2. Preparing the Biryani Masala:
- In a large pan, heat the ghee or oil over medium heat.
- Add the sliced onions and sauté until they turn golden brown.
- Add the ginger-garlic paste and slit green chilies. Cook for 2-3 minutes until the raw smell disappears.
- Add the chopped tomatoes and cook until they turn soft and oil starts to separate.
- Add the chicken or mutton pieces and cook until they are browned on all sides.
- Stir in the yogurt and the packet of New Temla Karachi Biryani Masala. Mix well.
- Add the chopped coriander and mint leaves. Cook for another 5-7 minutes until the meat is tender and cooked through.
3. Assembling the Biryani:
- In a small bowl, warm the milk and add the saffron strands to it. Set aside.
- In a heavy-bottomed pot or a deep pan, start layering the biryani. Begin with a layer of the cooked biryani masala at the bottom.
- Add a layer of the partially cooked Temla rice on top of the masala.
- Sprinkle some of the saffron milk over the rice.
- Repeat the layers until all the masala and rice are used up, finishing with a layer of rice on top.
- Cover the pot with a tight-fitting lid. If the lid isn’t tight, seal it with dough to trap the steam inside.
4. Dum Cooking (Steaming):
- Place the sealed pot on a tawa (griddle) or a flat pan and cook on low heat for 20-25 minutes.

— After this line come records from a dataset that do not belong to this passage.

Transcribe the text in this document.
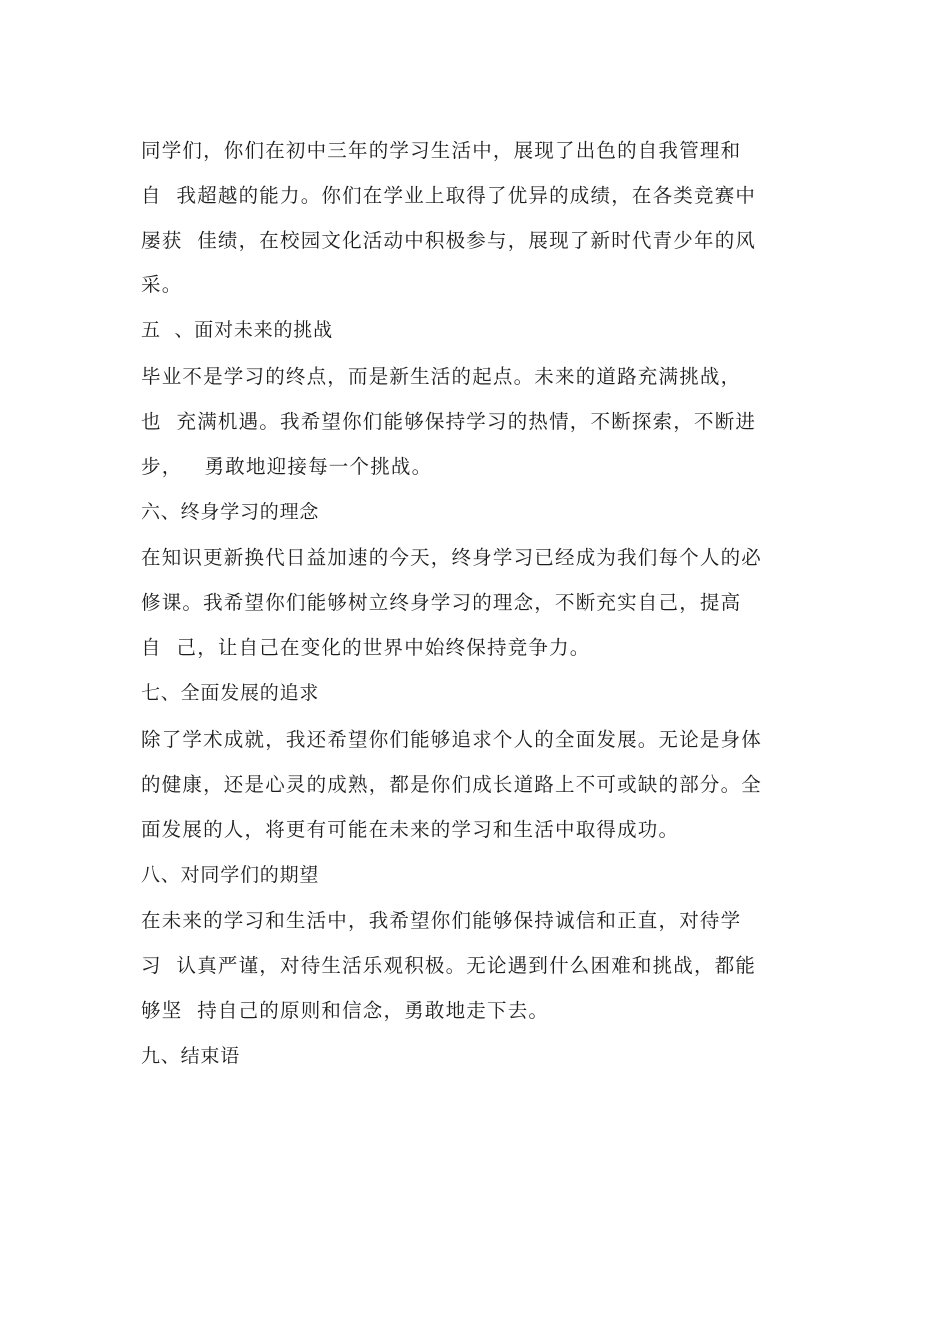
同学们，你们在初中三年的学习生活中，展现了出色的自我管理和
自  我超越的能力。你们在学业上取得了优异的成绩，在各类竞赛中
屡获  佳绩，在校园文化活动中积极参与，展现了新时代青少年的风
采。
五  、面对未来的挑战
毕业不是学习的终点，而是新生活的起点。未来的道路充满挑战，
也  充满机遇。我希望你们能够保持学习的热情，不断探索，不断进
步，   勇敢地迎接每一个挑战。
六、终身学习的理念
在知识更新换代日益加速的今天，终身学习已经成为我们每个人的必
修课。我希望你们能够树立终身学习的理念，不断充实自己，提高
自  己，让自己在变化的世界中始终保持竞争力。
七、全面发展的追求
除了学术成就，我还希望你们能够追求个人的全面发展。无论是身体
的健康，还是心灵的成熟，都是你们成长道路上不可或缺的部分。全
面发展的人，将更有可能在未来的学习和生活中取得成功。
八、对同学们的期望
在未来的学习和生活中，我希望你们能够保持诚信和正直，对待学
习  认真严谨，对待生活乐观积极。无论遇到什么困难和挑战，都能
够坚  持自己的原则和信念，勇敢地走下去。
九、结束语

This method ensures even heat distribution and prevents burning.
- Alternatively, you can place the pot in a preheated oven at 350°F (175°C) for 25-30 minutes.
5. Serving:
- Once cooked, gently fluff the biryani with a fork to mix the layers.
- Garnish with fried onions, fresh coriander leaves, and mint leaves.
- Serve hot with raita, salad, and lemon wedges.
Enjoy your delicious Temla Rice Biryani with New Temla Karachi Biryani Masala!